Oil prices rose on Tuesday, helped by expectations that an OPEC-led output cut would be extended beyond June but gains were pegged back by concerns about persistently high crude inventories.
The Organization of the Petroleum Exporting Countries and some non-OPEC producers agreed to curb production from Jan. 1 by 1.8 million barrels per day (bpd) for six months to drain crude from record stockpiles. But inventories remain stubbornly large.
OPEC sources have indicated the group's members increasingly favor an extension but want the backing of non-OPEC oil producers, which have yet to deliver fully on existing reductions.
"Talk of the extension is supporting prices, together with the weaker dollar," said Tamas Varga, an analyst at London broker PVM Oil Associates. "But any rally might run out of steam soon as the underlying sentiment is still negative."

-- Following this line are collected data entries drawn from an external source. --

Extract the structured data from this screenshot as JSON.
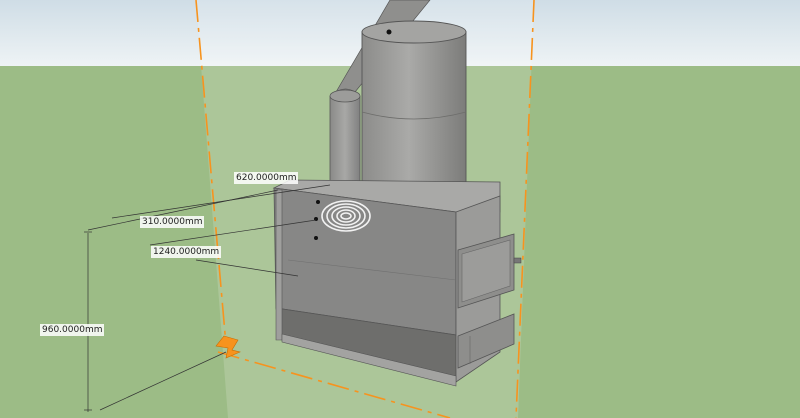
{
  "scene": {
    "sky_color": "#dfe9ee",
    "ground_color": "#9cbc86",
    "section_plane_color": "#f7931e",
    "model_color": "#9a9a98"
  },
  "dimensions": [
    {
      "id": "top-width",
      "label": "620.0000mm"
    },
    {
      "id": "coil-offset",
      "label": "310.0000mm"
    },
    {
      "id": "box-depth",
      "label": "1240.0000mm"
    },
    {
      "id": "box-height",
      "label": "960.0000mm"
    }
  ],
  "objects": [
    "chimney-pipe",
    "water-tank",
    "coil",
    "firebox",
    "fire-door",
    "ash-door",
    "section-plane"
  ]
}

A weaker dollar makes dollar-denominated crude cheaper for holders of other currencies.
Brent crude, the international benchmark for oil, was up 36 cents at $51.98 per barrel at 1118 GMT (7:18 a.m. ET), rebounding from last week's three-month low of $50.25 but well below January's surge above $58 in the wake of the output cuts.
U.S. West Texas Intermediate (WTI) crude rose 31 cents to $48.53.
Further gains may depend on Tuesday's data on U.S. inventories from the American Petroleum Institute (API) at 2030 GMT.
Last week's report by the API industry group showed a surprise fall in overall stockpiles in the week to March 10. This time analysts expect a rise back towards record highs.
Stockpiles at the Cushing, Oklahoma delivery hub for WTI may be a particular focus in the API data.
Stocks at Cushing rose in the week to March 10, helping to widen the premium for Brent over WTI. The gap now stands at around $2.70 for May delivery.
"Another increase would be generally bearish for WTI-related spreads," Varga said.
However, if supply restraints stay in place, analysts said solid global demand could gradually help rebalance the market, even with expanding U.S. production of shale oil.
"The combination of robust demand and weaker global supply leading to rebalanced markets will not be derailed by U.S. shale oil," said Jeremy Baker, senior commodity strategist at Vontobel Asset Management.
He said growth in demand for crude in 2017 was expected to rise faster than the long-term average of 1.2 million bpd.